So verhält es sich hier: Der Kläger hat sich darauf beschränkt, den ihm erteilten Ablehnungsbescheid mit Widerspruch und Klage anzugreifen. Der Ernennung des Konkurrenten hat er nicht widersprochen. Nach Ablauf der hierfür eröffneten Fristen (§ 70, § 58 Abs. 2, § 60 VwGO) ist dafür auch kein Raum mehr.

Bezüglich des hilfsweise gestellten Klageantrages fehlt es ebenfalls an einem Zulassungsgrund. Der Hilfsantrag ist mangels eines berechtigten Interesses des Klägers an der Durchführung der Fortsetzungsfeststellungsklage unzulässig geworden, nachdem das VG unter Mitwirkung von u.a. drei Berufsrichtern die Personalentscheidung als rechtlich einwandfrei bezeichnet hat. Die vom Kläger beabsichtigte Amtshaftungsklage wegen der vermeintlichen Rechtswidrigkeit der Personalentscheidung ist nunmehr als aussichtslos anzusehen. Unter diesen Umständen scheidet eine Zulassung der Berufung anhand der vom Kläger insoweit geltend gemachten Zulassungsgründe des § 124 Abs. 2 Nrn. 1 bis 3 und 5 VwGO unabhängig von den insoweit im Einzelnen vorgebrachten Argumenten aus.

Voraussetzung für einen Schadensersatzanspruch ist, dass der Dienstherr bei der Personalentscheidung rechtswidrig und schuldhaft gehandelt hat. Das rechtswidrige Verhalten muss bei dem übergangenen Bewerber einen Schaden adäquat verursacht haben. Dafür ist die Feststellung Voraussetzung, dass der Dienstherr in rechtmäßiger Weise voraussichtlich den Bewerber (den Kläger) hätte ernennen müssen.
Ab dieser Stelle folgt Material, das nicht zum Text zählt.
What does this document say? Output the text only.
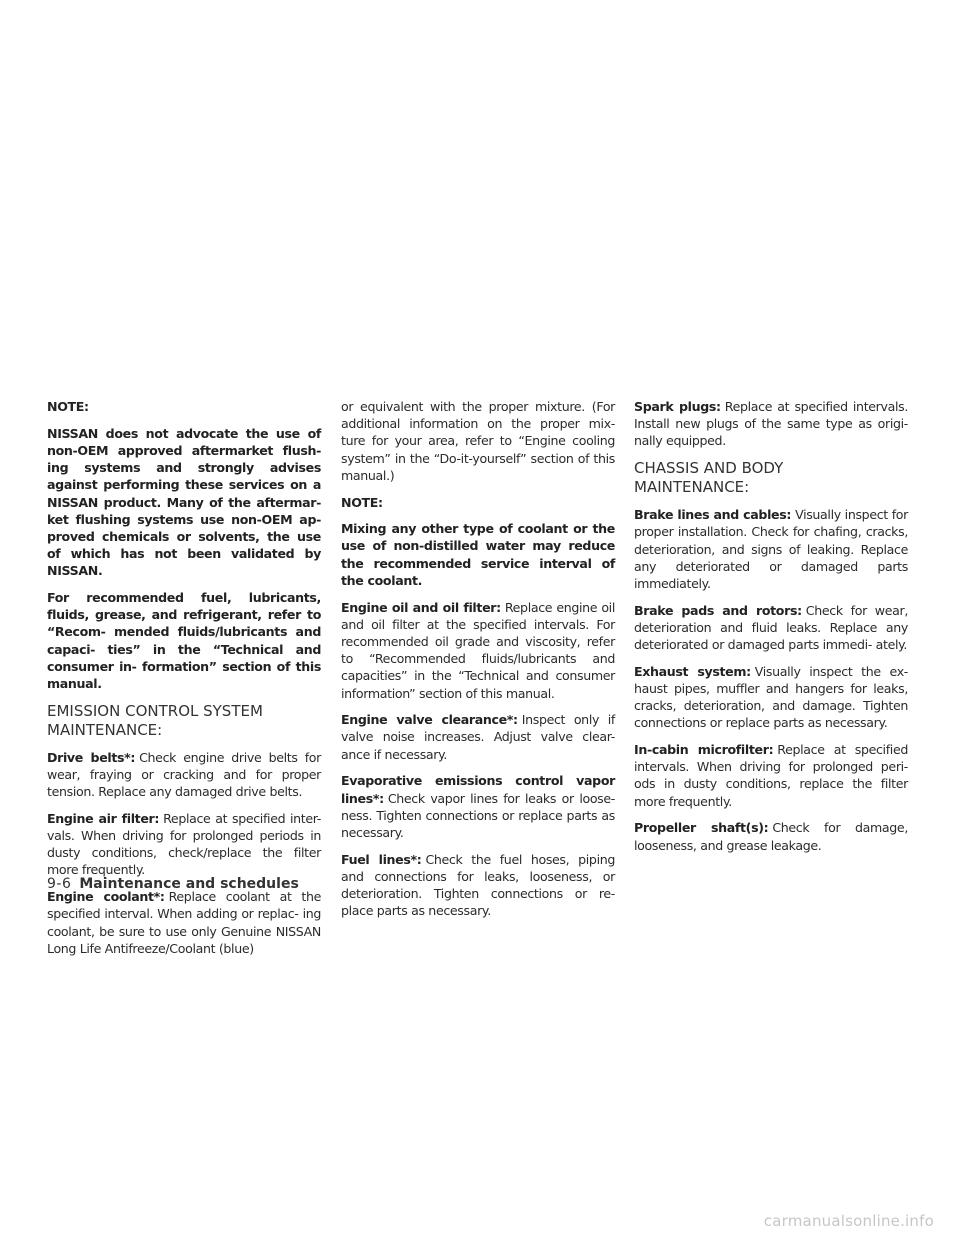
NOTE:

NISSAN does not advocate the use of non-OEM approved aftermarket flush- ing systems and strongly advises against performing these services on a NISSAN product. Many of the aftermar- ket flushing systems use non-OEM ap- proved chemicals or solvents, the use of which has not been validated by NISSAN.

For recommended fuel, lubricants, fluids, grease, and refrigerant, refer to “Recom- mended fluids/lubricants and capaci- ties” in the “Technical and consumer in- formation” section of this manual.

EMISSION CONTROL SYSTEM
MAINTENANCE:

Drive belts*: Check engine drive belts for wear, fraying or cracking and for proper tension. Replace any damaged drive belts.

Engine air filter: Replace at specified inter- vals. When driving for prolonged periods in dusty conditions, check/replace the filter more frequently.

Engine coolant*: Replace coolant at the specified interval. When adding or replac- ing coolant, be sure to use only Genuine NISSAN Long Life Antifreeze/Coolant (blue)

or equivalent with the proper mixture. (For additional information on the proper mix- ture for your area, refer to “Engine cooling system” in the “Do-it-yourself” section of this manual.)

NOTE:

Mixing any other type of coolant or the use of non-distilled water may reduce the recommended service interval of the coolant.

Engine oil and oil filter: Replace engine oil and oil filter at the specified intervals. For recommended oil grade and viscosity, refer to “Recommended fluids/lubricants and capacities” in the “Technical and consumer information” section of this manual.

Engine valve clearance*: Inspect only if valve noise increases. Adjust valve clear- ance if necessary.

Evaporative emissions control vapor lines*: Check vapor lines for leaks or loose- ness. Tighten connections or replace parts as necessary.

Fuel lines*: Check the fuel hoses, piping and connections for leaks, looseness, or deterioration. Tighten connections or re- place parts as necessary.

Spark plugs: Replace at specified intervals. Install new plugs of the same type as origi- nally equipped.

CHASSIS AND BODY
MAINTENANCE:

Brake lines and cables: Visually inspect for proper installation. Check for chafing, cracks, deterioration, and signs of leaking. Replace any deteriorated or damaged parts immediately.

Brake pads and rotors: Check for wear, deterioration and fluid leaks. Replace any deteriorated or damaged parts immedi- ately.

Exhaust system: Visually inspect the ex- haust pipes, muffler and hangers for leaks, cracks, deterioration, and damage. Tighten connections or replace parts as necessary.

In-cabin microfilter: Replace at specified intervals. When driving for prolonged peri- ods in dusty conditions, replace the filter more frequently.

Propeller shaft(s): Check for damage, looseness, and grease leakage.

9-6 Maintenance and schedules
carmanualsonline.info
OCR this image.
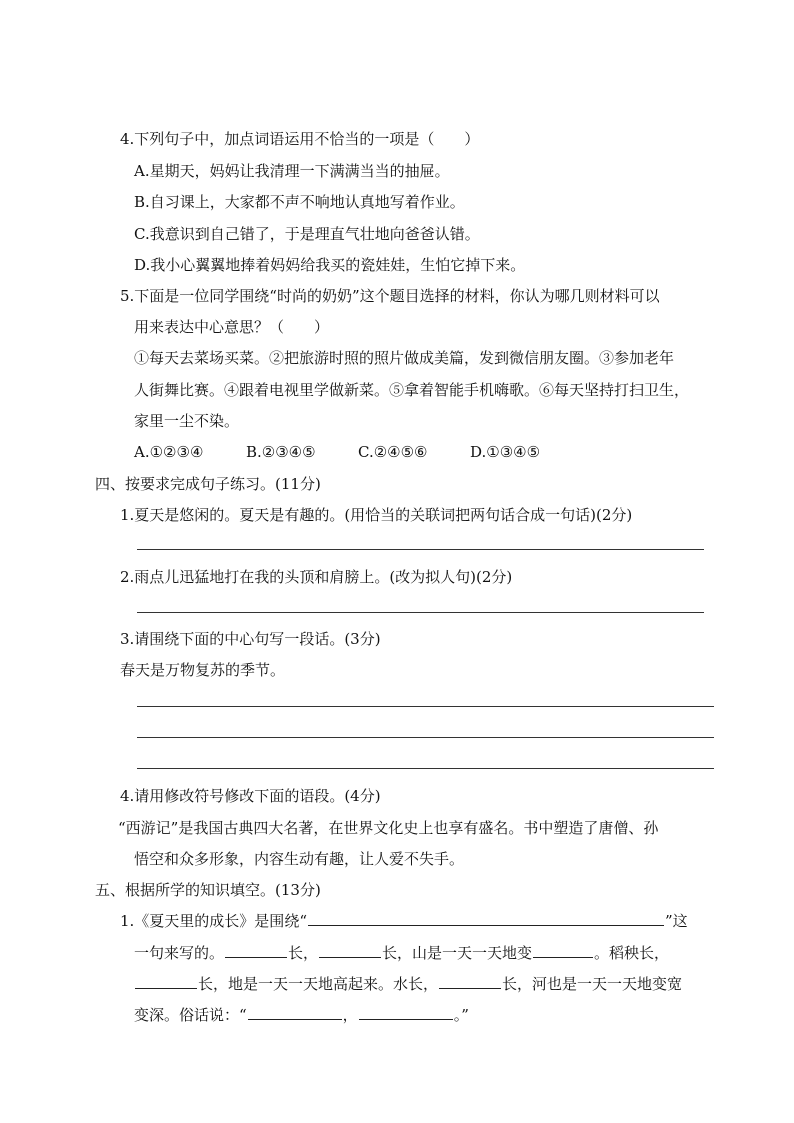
4.下列句子中，加点词语运用不恰当的一项是（　　）
A.星期天，妈妈让我清理一下满满当当的抽屉。
B.自习课上，大家都不声不响地认真地写着作业。
C.我意识到自己错了，于是理直气壮地向爸爸认错。
D.我小心翼翼地捧着妈妈给我买的瓷娃娃，生怕它掉下来。
5.下面是一位同学围绕“时尚的奶奶”这个题目选择的材料，你认为哪几则材料可以
用来表达中心意思？（　　）
①每天去菜场买菜。②把旅游时照的照片做成美篇，发到微信朋友圈。③参加老年
人街舞比赛。④跟着电视里学做新菜。⑤拿着智能手机嗨歌。⑥每天坚持打扫卫生，
家里一尘不染。
A.①②③④	B.②③④⑤	C.②④⑤⑥	D.①③④⑤
四、按要求完成句子练习。(11分)
1.夏天是悠闲的。夏天是有趣的。(用恰当的关联词把两句话合成一句话)(2分)
2.雨点儿迅猛地打在我的头顶和肩膀上。(改为拟人句)(2分)
3.请围绕下面的中心句写一段话。(3分)
春天是万物复苏的季节。
4.请用修改符号修改下面的语段。(4分)
“西游记”是我国古典四大名著，在世界文化史上也享有盛名。书中塑造了唐僧、孙
悟空和众多形象，内容生动有趣，让人爱不失手。
五、根据所学的知识填空。(13分)
1.《夏天里的成长》是围绕“	”这
一句来写的。	长，	长，山是一天一天地变	。稻秧长，
长，地是一天一天地高起来。水长，	长，河也是一天一天地变宽
变深。俗话说：“	，	。”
Vgl. BVerwG, Beschluss vom 16.10.1991 - 2 B 115.91 -, ZBR 1992, 106.

Diese Voraussetzungen sind im vorliegenden Fall nicht gegeben, weil es jedenfalls an einem für die Begründung einer Schadensersatzpflicht erforderlichen Verschulden fehlt. Denn in Gestalt des erstinstanzlichen Urteils liegt die Entscheidung eines Kollegialgerichts vor, mit dem die Entscheidung des Dienstherrn, den Kläger nicht zum C 4-Professor zu berufen, für rechtmäßig erklärt worden ist. Diese Beurteilung durch ein Kollegialgericht schließt die Feststellung aus, dass die für den Dienstherrn tätig gewordenen Bediensteten insoweit schuldhaft gehandelt haben.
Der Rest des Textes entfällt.